Search code examples
pythonparsingdata-conversionerror-correction

python related word search and replace with list words


Consider this, I have a list; list1=['car', 'bike', 'van', 'class'], and I am parsing a text file. This text file can contain other arbitrary words that are not in this list and are not misspellings of words in this list.

  • If 'ca' is in the file, my algorithm would replace it with 'car'

  • If the file contains 'bke' it is replaced with 'bike'

  • If the file contains 'clss', it is replaced with 'class'

My algorithm is basically an error correction algorithm. How do I replace the relevant misspelled words with the words in the list?

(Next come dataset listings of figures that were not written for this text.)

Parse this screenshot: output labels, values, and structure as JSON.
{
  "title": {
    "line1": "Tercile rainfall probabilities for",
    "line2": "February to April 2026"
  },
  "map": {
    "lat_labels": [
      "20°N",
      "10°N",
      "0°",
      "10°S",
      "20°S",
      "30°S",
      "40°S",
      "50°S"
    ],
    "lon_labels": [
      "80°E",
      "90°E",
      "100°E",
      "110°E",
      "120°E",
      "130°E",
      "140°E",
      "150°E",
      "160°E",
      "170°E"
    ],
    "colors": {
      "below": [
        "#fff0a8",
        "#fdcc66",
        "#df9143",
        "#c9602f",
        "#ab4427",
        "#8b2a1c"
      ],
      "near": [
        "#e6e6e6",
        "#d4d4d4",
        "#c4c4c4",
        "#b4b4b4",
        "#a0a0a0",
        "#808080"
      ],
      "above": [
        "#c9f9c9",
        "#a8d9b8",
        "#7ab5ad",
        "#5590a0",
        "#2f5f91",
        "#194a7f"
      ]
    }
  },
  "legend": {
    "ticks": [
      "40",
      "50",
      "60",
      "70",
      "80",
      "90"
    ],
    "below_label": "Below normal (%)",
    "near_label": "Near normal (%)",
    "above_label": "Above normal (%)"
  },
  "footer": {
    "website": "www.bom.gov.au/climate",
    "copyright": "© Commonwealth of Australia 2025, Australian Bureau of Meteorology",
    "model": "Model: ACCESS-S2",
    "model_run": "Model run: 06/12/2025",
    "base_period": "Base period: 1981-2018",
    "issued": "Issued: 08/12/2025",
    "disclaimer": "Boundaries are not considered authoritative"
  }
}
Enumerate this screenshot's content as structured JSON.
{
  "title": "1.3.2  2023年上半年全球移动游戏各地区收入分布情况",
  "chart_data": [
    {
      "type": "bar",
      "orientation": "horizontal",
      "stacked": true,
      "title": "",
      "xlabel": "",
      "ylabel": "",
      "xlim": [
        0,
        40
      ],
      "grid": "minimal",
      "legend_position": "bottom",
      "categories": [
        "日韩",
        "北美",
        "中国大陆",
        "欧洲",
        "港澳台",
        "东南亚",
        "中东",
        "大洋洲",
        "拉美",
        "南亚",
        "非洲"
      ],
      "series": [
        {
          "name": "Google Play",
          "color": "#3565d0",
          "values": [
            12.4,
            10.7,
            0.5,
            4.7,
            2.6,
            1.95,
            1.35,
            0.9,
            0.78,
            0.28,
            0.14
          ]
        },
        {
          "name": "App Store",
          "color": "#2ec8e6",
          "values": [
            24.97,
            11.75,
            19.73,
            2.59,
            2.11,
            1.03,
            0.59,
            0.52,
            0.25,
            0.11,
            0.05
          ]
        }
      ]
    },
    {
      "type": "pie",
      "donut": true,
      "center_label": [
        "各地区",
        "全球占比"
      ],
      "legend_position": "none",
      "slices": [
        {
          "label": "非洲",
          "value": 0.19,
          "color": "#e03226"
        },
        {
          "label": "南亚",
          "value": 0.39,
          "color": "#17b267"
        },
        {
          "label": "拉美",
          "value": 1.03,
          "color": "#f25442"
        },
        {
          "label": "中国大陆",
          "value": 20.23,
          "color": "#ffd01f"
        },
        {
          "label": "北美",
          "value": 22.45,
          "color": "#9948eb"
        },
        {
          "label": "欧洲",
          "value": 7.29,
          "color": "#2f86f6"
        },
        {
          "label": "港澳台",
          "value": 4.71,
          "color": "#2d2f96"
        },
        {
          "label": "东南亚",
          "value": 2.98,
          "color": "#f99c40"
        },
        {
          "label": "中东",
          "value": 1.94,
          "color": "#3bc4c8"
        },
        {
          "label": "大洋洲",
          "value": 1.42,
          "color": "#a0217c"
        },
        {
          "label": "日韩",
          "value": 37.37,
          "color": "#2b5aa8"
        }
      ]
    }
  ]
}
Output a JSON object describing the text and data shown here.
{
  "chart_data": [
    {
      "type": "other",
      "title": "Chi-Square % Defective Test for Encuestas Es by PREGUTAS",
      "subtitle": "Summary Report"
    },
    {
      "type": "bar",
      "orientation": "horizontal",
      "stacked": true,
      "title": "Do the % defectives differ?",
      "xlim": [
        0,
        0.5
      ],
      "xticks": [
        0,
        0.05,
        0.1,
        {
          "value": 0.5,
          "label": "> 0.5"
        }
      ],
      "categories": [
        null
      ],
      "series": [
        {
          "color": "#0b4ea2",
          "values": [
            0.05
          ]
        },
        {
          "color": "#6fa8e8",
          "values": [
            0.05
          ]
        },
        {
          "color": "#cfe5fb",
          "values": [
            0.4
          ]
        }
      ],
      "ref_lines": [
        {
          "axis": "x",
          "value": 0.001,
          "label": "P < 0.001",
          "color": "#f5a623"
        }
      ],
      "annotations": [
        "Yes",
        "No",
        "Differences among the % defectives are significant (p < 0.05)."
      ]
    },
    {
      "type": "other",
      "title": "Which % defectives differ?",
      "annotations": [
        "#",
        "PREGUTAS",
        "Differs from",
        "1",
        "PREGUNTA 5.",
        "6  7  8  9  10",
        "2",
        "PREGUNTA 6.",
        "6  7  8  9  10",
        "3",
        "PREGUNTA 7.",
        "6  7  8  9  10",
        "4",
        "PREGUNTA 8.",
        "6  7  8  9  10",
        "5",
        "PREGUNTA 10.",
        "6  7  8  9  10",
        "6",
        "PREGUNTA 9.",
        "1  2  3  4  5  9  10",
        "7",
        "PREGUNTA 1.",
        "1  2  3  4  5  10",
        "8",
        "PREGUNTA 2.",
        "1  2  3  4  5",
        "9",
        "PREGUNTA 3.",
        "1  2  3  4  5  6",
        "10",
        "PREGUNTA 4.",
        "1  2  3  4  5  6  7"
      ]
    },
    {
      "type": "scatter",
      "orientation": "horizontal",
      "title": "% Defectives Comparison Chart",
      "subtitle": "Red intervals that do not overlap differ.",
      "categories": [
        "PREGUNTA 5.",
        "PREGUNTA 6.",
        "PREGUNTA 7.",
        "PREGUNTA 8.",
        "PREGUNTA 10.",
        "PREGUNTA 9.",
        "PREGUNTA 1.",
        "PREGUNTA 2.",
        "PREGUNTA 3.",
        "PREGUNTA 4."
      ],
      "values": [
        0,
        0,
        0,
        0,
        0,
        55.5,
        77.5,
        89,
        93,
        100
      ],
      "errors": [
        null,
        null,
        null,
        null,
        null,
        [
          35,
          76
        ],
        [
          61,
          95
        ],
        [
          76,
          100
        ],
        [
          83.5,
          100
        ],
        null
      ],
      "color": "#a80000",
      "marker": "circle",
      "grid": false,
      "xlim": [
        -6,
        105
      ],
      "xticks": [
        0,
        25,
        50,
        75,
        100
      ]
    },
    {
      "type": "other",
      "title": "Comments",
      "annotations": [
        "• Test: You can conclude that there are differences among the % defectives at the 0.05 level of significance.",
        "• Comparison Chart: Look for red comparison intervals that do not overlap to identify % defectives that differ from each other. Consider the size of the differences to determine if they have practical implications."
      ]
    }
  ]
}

Any answer to the question will be appreciated!


Solution

  • Using a levenshtein algorithm, you can do this:

    tgt_list='ca bke clss'.split()    
    for word in ['car','bike','van','class']:
        wdist_exp=((w, levenshtein(w, word)) for w in tgt_list)
        closest, dist=min(wdist_exp, key=lambda t: t[1])
        print '{}=>{}   ld={}'.format(closest,word,dist) 
    

    Prints:

    ca=>car   ld=1
    bke=>bike   ld=1
    ca=>van   ld=2
    clss=>class   ld=1
    

    It is also possible with the regex module:

    import regex    
    
    template='{}=>{} with {} substitutions, {} insertions, {} deletions'
    tgt='ca bke clss'
    for word in ['car','bike','van','class']:
        pat=r'((?:\b{}\b){{e<=2}})'.format(word)
        m=regex.search(pat, tgt, regex.BESTMATCH)     
        if m:
            print template.format(m.group(1),word,*m.fuzzy_counts)
    

    Prints:

    ca =>car with 1 substitutions, 0 insertions, 0 deletions
    bke=>bike with 0 substitutions, 0 insertions, 1 deletions
    ca =>van with 2 substitutions, 0 insertions, 0 deletions
    clss=>class with 0 substitutions, 0 insertions, 1 deletions
    

    You might want to investigate Python's difflib module with a similar approach used here.